I am joining two dataframes, but the join is not completing and running many hours. Due to this 1 task is running continuously although 199 tasks are completed within seconds.
I tried, repartition and changing the right and left dataframes as well.
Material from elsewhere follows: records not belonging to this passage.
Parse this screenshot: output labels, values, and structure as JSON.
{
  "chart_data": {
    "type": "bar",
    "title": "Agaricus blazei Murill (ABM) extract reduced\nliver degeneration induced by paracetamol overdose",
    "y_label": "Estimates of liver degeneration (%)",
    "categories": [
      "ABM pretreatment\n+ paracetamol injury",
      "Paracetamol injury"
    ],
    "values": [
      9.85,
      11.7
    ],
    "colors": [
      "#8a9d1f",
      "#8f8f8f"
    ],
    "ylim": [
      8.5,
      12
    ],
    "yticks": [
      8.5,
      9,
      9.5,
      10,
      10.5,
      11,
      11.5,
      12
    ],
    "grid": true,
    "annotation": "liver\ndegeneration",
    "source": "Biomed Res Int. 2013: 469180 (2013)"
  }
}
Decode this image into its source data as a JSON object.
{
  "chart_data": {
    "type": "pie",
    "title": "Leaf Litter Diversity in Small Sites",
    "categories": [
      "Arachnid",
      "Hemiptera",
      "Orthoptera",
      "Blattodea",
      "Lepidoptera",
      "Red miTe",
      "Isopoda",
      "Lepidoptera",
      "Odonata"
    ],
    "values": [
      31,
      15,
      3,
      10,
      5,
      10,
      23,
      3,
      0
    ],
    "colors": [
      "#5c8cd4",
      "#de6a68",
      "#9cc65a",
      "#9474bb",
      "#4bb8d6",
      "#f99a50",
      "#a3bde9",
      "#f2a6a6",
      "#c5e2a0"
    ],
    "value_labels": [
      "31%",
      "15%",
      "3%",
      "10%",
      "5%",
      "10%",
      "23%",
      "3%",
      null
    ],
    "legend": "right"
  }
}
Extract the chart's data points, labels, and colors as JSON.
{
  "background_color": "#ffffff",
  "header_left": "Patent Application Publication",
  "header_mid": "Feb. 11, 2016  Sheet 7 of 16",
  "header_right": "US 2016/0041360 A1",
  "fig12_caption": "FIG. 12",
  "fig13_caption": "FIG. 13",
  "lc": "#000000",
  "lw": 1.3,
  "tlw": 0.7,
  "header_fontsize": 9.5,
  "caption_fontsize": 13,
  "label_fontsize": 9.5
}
But i am seeing similar result. What surprises me more, the data size, left is showing 112.5 GB and right is showing 106.2 GB. Although i changed left and right dataframes, but in both cases the datasize left was showing 112.5 GB and right was showing 106.2GB and rows from left were increasing slowly.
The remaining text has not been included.